Ma grand-mère maternelle, maîtresse-femme bien de son époque, avait, elle aussi à ses heures, un langage assez coloré. Grande érudite et pourvue de capacités intellectuelles phénoménales, elle était très impressionnante, au sens propre comme au figuré, pour la petit fille que j’ai déjà été.
Voici quelques échantillons triés sur le volet de ses dictons si savoureux :
Mon préféré, l’exquis : Qu’est-ce que le mariage? De la pisse pis de la marde.
Cet énoncé sans appel et un peu vulgaire, je l’ai toujours aimé, bien qu’il me faisait peur un peu, lorsque j’étais adolescente. Disons que la perspective d’une éventuelle union n’était pas très réjouissante. Aujourd’hui, il me fait sourire. Venant d’une femme ayant eu dix enfants et qui les avaient élevés le plus souvent toute seule, mon cher grand-père oeuvrant au loin dans les chantiers, il était certainement très à propos.
En 2e position, celui d’une autre époque : T’as pas voulu faire un curé, ben travaille!

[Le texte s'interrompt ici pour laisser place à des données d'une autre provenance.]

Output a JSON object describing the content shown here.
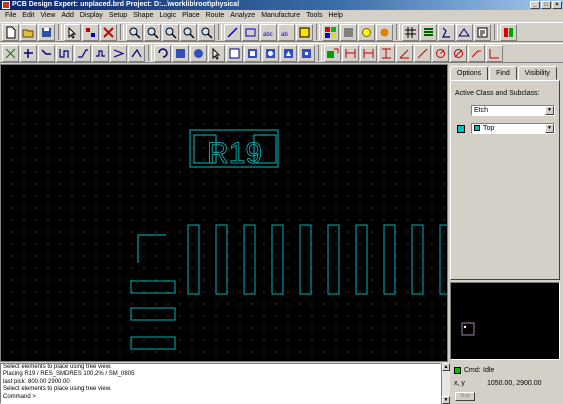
{
  "window": {
    "title": "PCB Design Expert: unplaced.brd  Project: D:...\\worklib\\root\\physical",
    "minimize": "_",
    "maximize": "□",
    "close": "×"
  },
  "menu": [
    "File",
    "Edit",
    "View",
    "Add",
    "Display",
    "Setup",
    "Shape",
    "Logic",
    "Place",
    "Route",
    "Analyze",
    "Manufacture",
    "Tools",
    "Help"
  ],
  "canvas": {
    "refdes": "R19",
    "colors": {
      "background": "#000000",
      "outline": "#00c0c0",
      "pad": "#00b0b0",
      "grid": "#5a5a5a"
    }
  },
  "panel": {
    "tabs": [
      "Options",
      "Find",
      "Visibility"
    ],
    "active_tab": "Options",
    "active_class_label": "Active Class and Subclass:",
    "class_value": "Etch",
    "subclass_value": "Top",
    "subclass_color": "#00c0c0",
    "dropdown_arrow": "▼"
  },
  "console": {
    "lines": [
      "Select elements to place using tree view.",
      "Placing R19 / RES_SMDRES 100,2% / SM_0805",
      "last pick:  800.00  2900.00",
      "Select elements to place using tree view.",
      "Command >"
    ],
    "scroll_up": "▲",
    "scroll_down": "▼"
  },
  "status": {
    "cmd_label": "Cmd:",
    "cmd_state": "Idle",
    "coord_label": "x, y",
    "coordinates": "1050.00, 2900.00",
    "button_label": "Stop"
  }
}
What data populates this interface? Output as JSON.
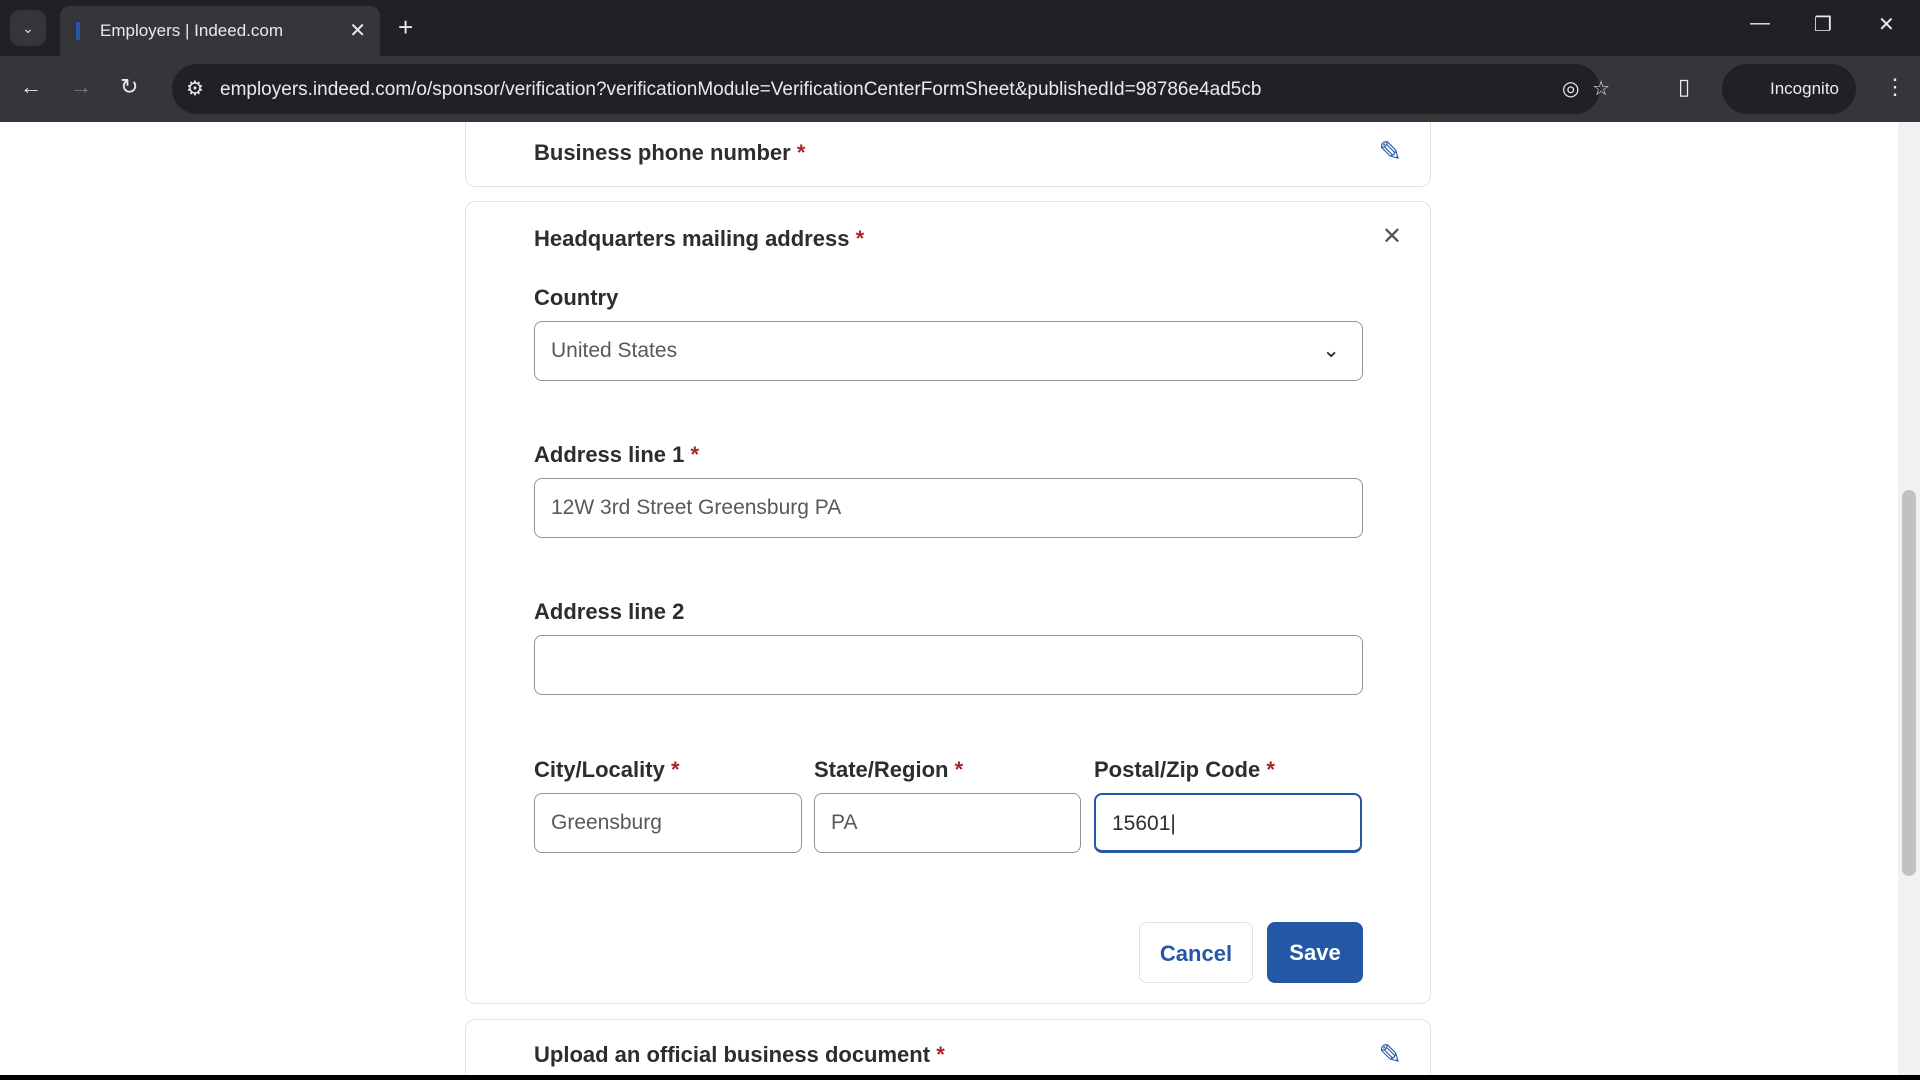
{
  "browser": {
    "tab_title": "Employers | Indeed.com",
    "url": "employers.indeed.com/o/sponsor/verification?verificationModule=VerificationCenterFormSheet&publishedId=98786e4ad5cb",
    "incognito_label": "Incognito"
  },
  "form": {
    "phone_section": {
      "title": "Business phone number",
      "required": "*"
    },
    "address_section": {
      "title": "Headquarters mailing address",
      "required": "*",
      "country_label": "Country",
      "country_value": "United States",
      "address1_label": "Address line 1",
      "address1_value": "12W 3rd Street Greensburg PA",
      "address2_label": "Address line 2",
      "address2_value": "",
      "city_label": "City/Locality",
      "city_value": "Greensburg",
      "state_label": "State/Region",
      "state_value": "PA",
      "postal_label": "Postal/Zip Code",
      "postal_value": "15601",
      "cancel_label": "Cancel",
      "save_label": "Save"
    },
    "upload_section": {
      "title": "Upload an official business document",
      "required": "*"
    }
  },
  "colors": {
    "accent": "#2557a7",
    "required": "#a9252b"
  }
}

Celui-là, j’aime bien le ressortir à l’occasion aux hommes de mon entourage qui se plaignent du trop-plein de tâches à accomplir. À l’Amoureux, par exemple et même s’il ne rechigne pratiquement jamais, pour lequel un projet n’attend pas l’autre. Au début, il prenait la peine de me signaler que les curés, ils travaillaient aussi dans le bon vieux temps. Ou du moins, certains d’entre eux. Mon oncle A. ne faisait pas partie de ceux-là. Curé-princesse un peu (beaucoup) pédant, il ne se faisait pas mourir avec les tâches domestiques. Il avait une servante pour ça. Et déjà toute petite, ça m’énervait au maximum.

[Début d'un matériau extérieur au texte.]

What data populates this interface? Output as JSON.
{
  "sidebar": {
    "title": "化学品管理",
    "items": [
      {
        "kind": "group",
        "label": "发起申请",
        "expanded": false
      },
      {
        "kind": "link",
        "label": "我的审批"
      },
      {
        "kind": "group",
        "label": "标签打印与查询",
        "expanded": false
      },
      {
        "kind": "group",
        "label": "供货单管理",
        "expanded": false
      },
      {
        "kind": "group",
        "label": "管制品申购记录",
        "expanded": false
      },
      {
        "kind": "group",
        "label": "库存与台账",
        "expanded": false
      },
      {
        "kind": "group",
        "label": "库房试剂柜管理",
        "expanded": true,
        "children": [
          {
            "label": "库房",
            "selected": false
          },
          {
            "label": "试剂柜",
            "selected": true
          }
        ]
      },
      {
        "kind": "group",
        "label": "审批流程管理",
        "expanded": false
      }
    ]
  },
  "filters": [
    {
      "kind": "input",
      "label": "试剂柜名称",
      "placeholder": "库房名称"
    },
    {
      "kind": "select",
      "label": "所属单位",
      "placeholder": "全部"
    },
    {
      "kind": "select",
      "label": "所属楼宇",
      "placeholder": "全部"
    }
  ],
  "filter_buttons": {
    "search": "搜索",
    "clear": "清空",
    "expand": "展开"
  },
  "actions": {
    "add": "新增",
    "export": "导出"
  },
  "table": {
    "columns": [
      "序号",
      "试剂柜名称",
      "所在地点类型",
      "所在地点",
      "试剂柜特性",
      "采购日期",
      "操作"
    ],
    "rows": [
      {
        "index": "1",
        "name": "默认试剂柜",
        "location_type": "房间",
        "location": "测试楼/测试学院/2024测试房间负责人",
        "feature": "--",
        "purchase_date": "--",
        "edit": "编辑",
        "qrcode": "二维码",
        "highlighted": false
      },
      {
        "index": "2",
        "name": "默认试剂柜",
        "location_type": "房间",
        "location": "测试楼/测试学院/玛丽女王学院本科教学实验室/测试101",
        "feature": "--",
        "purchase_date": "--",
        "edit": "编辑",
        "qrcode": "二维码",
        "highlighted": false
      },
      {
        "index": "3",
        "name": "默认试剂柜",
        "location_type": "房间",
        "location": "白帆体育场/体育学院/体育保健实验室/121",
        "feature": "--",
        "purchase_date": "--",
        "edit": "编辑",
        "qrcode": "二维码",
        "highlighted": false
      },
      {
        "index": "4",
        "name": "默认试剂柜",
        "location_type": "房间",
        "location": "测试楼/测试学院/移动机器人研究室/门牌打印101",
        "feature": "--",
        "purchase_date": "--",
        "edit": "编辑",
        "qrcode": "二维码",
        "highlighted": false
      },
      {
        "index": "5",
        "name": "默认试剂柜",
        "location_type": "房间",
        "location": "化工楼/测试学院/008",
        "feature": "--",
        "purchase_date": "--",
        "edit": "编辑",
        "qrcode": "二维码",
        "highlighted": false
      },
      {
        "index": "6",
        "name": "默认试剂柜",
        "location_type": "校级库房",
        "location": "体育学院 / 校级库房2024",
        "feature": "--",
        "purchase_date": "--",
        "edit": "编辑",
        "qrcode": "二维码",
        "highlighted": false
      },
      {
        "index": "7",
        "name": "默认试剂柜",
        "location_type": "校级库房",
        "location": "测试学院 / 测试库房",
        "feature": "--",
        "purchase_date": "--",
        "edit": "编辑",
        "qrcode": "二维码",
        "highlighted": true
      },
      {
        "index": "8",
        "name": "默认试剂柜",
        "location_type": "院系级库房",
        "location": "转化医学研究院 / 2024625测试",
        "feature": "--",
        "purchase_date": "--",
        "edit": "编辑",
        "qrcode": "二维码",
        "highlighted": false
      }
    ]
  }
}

En 3e position, celui dont j’ai un peu honte et que je ne répète jamais : Un homme, c’est niaiseux, mais c’est pratique.
Je le sais, je le sais que ça n’a vraiment pas d’allure de dire ça. Mais ma chère mère, qui en perd des bouts, ne l’a jamais oublié, cette maxime, et nous la ressert à l’occasion. Pourtant, son mari, mon cher père, était vraiment loin d’être niaiseux, et encore plus loin d’être pratique. C’était le type intellectuel, et pas du tout manuel, ce qui a fait enrager son épouse toute sa vie. À l’occasion, il faisait des efforts (comme essayer de changer lui-même une ampoule), sans doute pour adoucir le climat. Je me rappelle que ça se terminait toujours de la même façon : il avait un sparadrap (ou un plaster, en plus clair) quelque part.
Quand tu as la chance que des dictons familiaux se soient rendus jusqu’à toi, fais-en aussi cadeaux à tes enfants. Ce sont des perles, des trésors, qui ne peuvent disparaître avec toi.